Alors que la France a depuis deux ans, suspendu la culture du maïs OGM MON810 de Monsanto, au nom du principe de précaution, aucune loi n’est venue aujourd’hui remplacer ces deux décrets qui ne sont plus valables ! La secrétaire d’Etat à l’Ecologie Chantal Jouanno avait déjà prévenu que ces dispositions ne seront pas adoptées dans la loi Grenelle 2 qui a d’ailleurs été voté définitivement hier par le Parlement… Alors omission du gouvernement ou problème d’agenda parlementaire ?

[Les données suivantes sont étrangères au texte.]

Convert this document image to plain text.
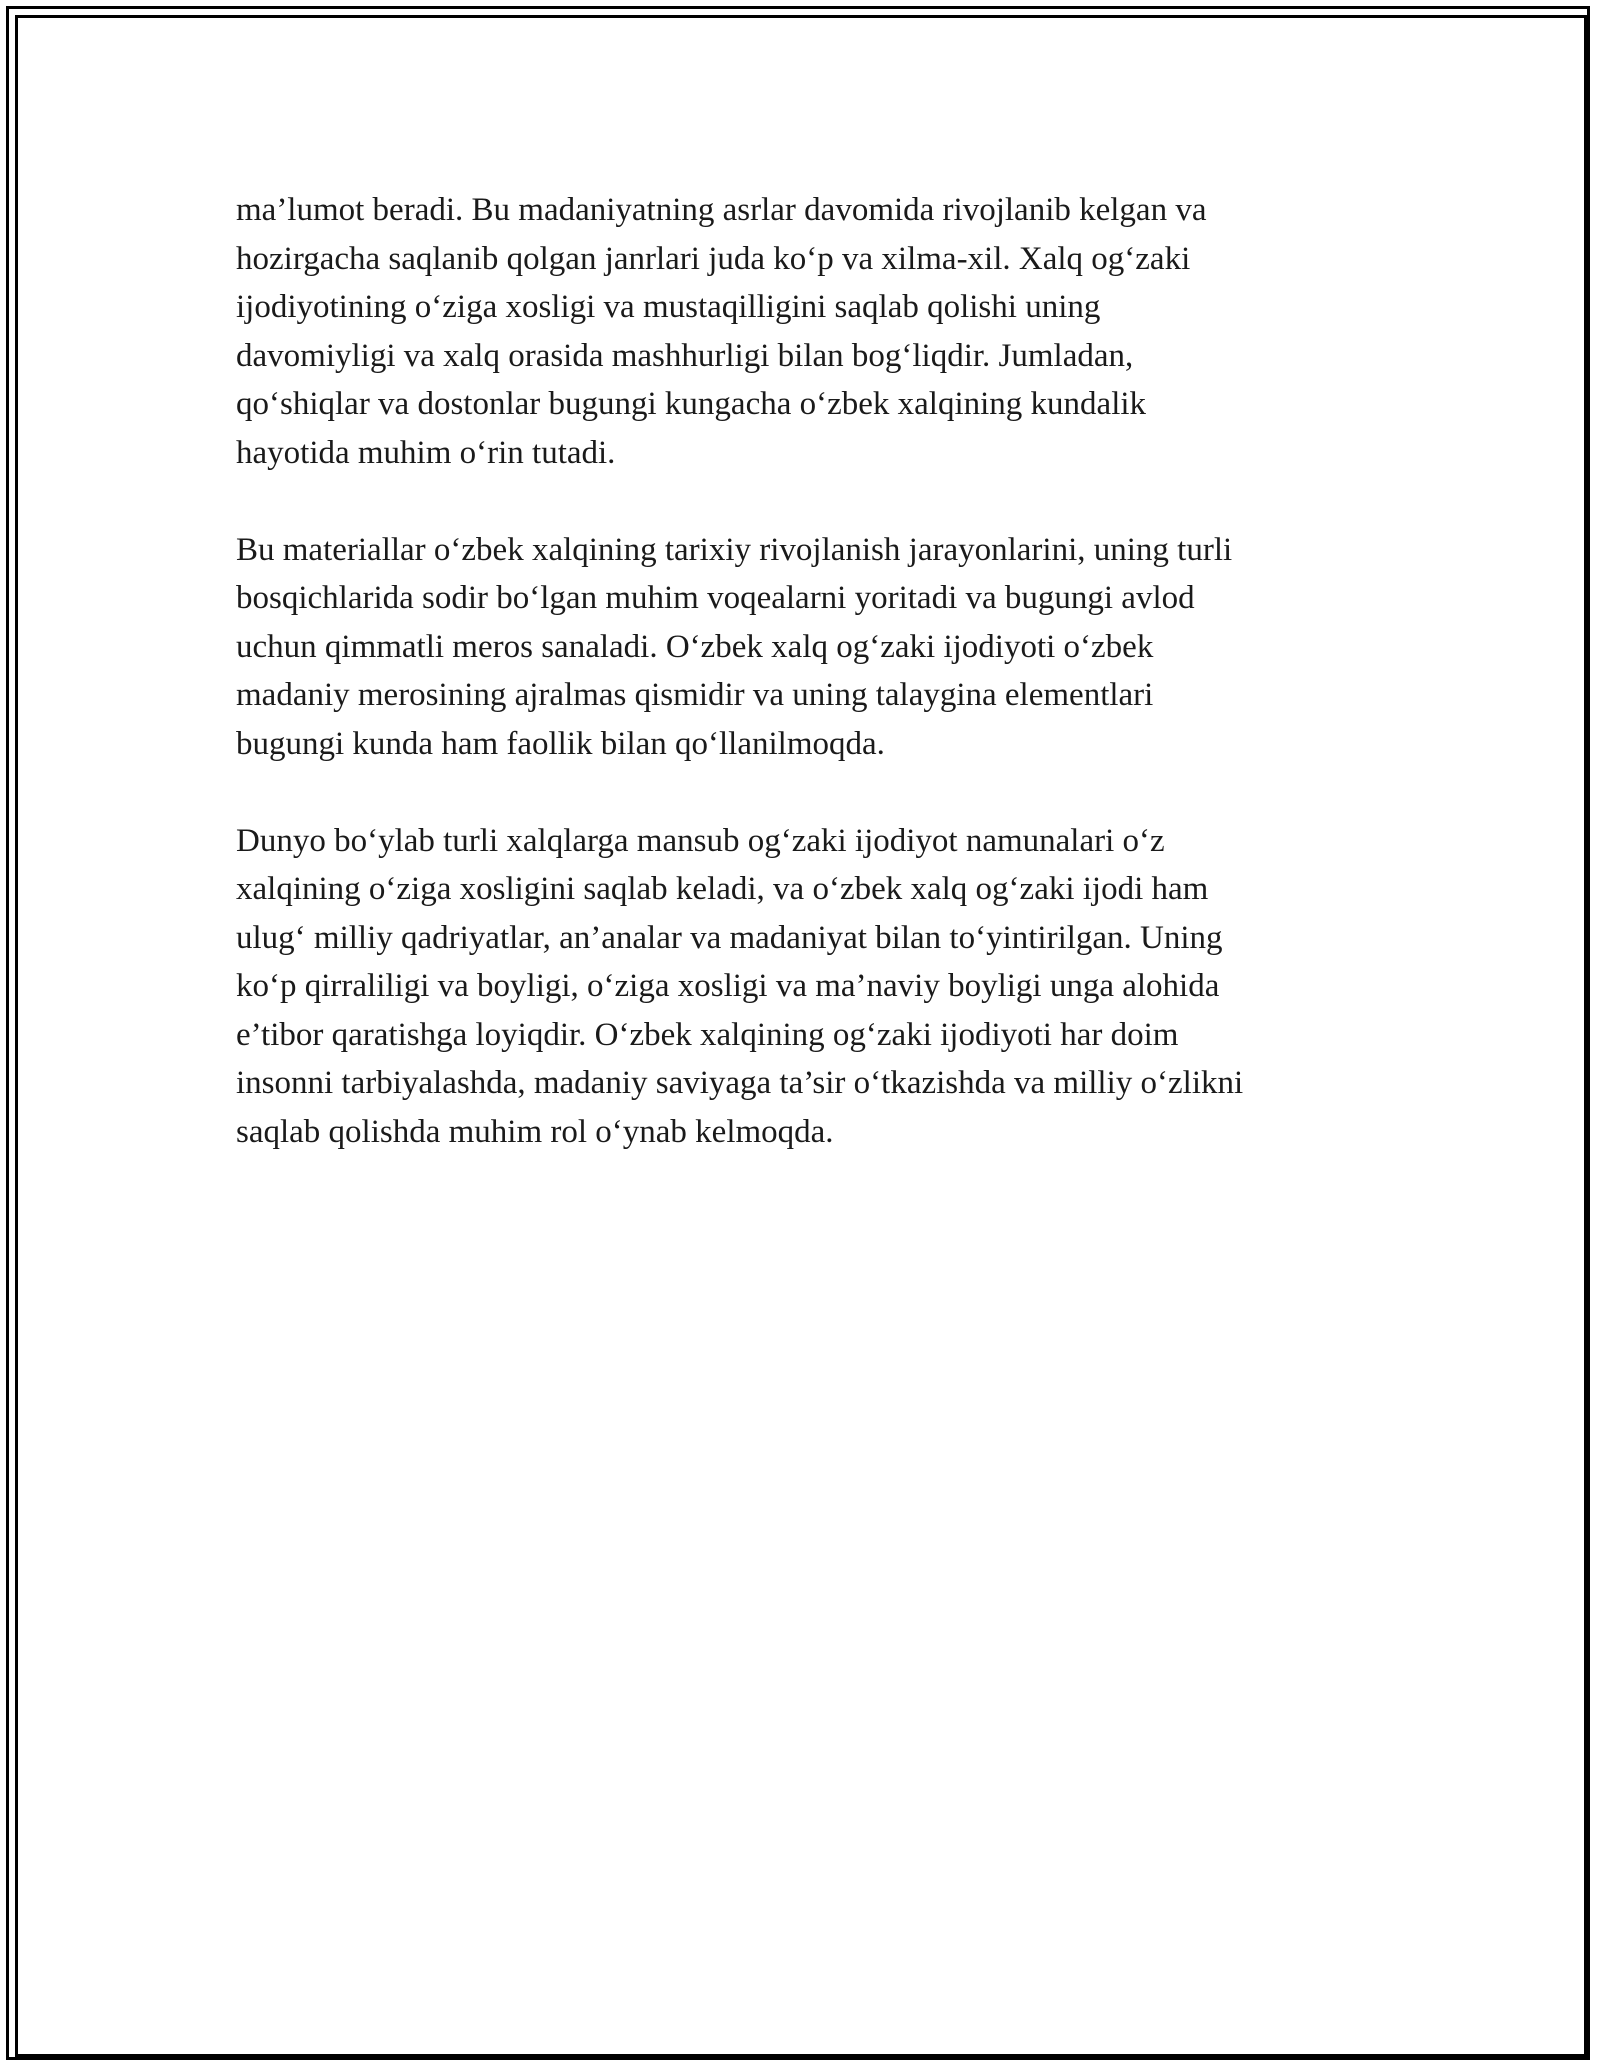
ma’lumot beradi. Bu madaniyatning asrlar davomida rivojlanib kelgan va
hozirgacha saqlanib qolgan janrlari juda ko‘p va xilma-xil. Xalq og‘zaki
ijodiyotining o‘ziga xosligi va mustaqilligini saqlab qolishi uning
davomiyligi va xalq orasida mashhurligi bilan bog‘liqdir. Jumladan,
qo‘shiqlar va dostonlar bugungi kungacha o‘zbek xalqining kundalik
hayotida muhim o‘rin tutadi.

Bu materiallar o‘zbek xalqining tarixiy rivojlanish jarayonlarini, uning turli
bosqichlarida sodir bo‘lgan muhim voqealarni yoritadi va bugungi avlod
uchun qimmatli meros sanaladi. O‘zbek xalq og‘zaki ijodiyoti o‘zbek
madaniy merosining ajralmas qismidir va uning talaygina elementlari
bugungi kunda ham faollik bilan qo‘llanilmoqda.

Dunyo bo‘ylab turli xalqlarga mansub og‘zaki ijodiyot namunalari o‘z
xalqining o‘ziga xosligini saqlab keladi, va o‘zbek xalq og‘zaki ijodi ham
ulug‘ milliy qadriyatlar, an’analar va madaniyat bilan to‘yintirilgan. Uning
ko‘p qirraliligi va boyligi, o‘ziga xosligi va ma’naviy boyligi unga alohida
e’tibor qaratishga loyiqdir. O‘zbek xalqining og‘zaki ijodiyoti har doim
insonni tarbiyalashda, madaniy saviyaga ta’sir o‘tkazishda va milliy o‘zlikni
saqlab qolishda muhim rol o‘ynab kelmoqda.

Il n’empêche que la France se retrouve désormais en infraction vis-à-vis de la directive européenne de 2001. Elle risque d’être de nouveau condamnée par Bruxelles pour manquement à ses engagements européens et de payer une lourde amende… Pour Arnaud Gossement, avocat et responsable du Réseau Environnement & Droit, ’’la France va se trouver dans une situation d’illégalité à deux titres : d’une part, le gouvernement ne respecte pas une décision de justice rendue par une Cour suprême. D’autre part, l’absence de respect de cette décision de justice démontre une violation du droit communautaire qui n’est pas bon d’un point de vue politique alors que la France milite actuellement pour une révision de la procédure d’évaluation’’, a-t-il indiqué à Actu-Environnement.


Vers un droit à l’information environnementale

En août 2009, Chantal Jouanno avait pourtant confirmé la possibilité d’une loi globale sur les modalités d’information du public en matière environnementale (en intégrant les exigences sur la consultation publique en matière de risques industriels) plutôt qu’une loi qui traiterait spécifiquement de la question sur les OGM. Une idée qui est notamment approuvée par les associations environnementales à l’instar de FNE qui ’’souhaite que le droit à l’information soit enfin consacré dans toute son étendue en droit français’’ alors qu’il est actuellement réduit à un droit d’accès à l’information retenu par l’Etat.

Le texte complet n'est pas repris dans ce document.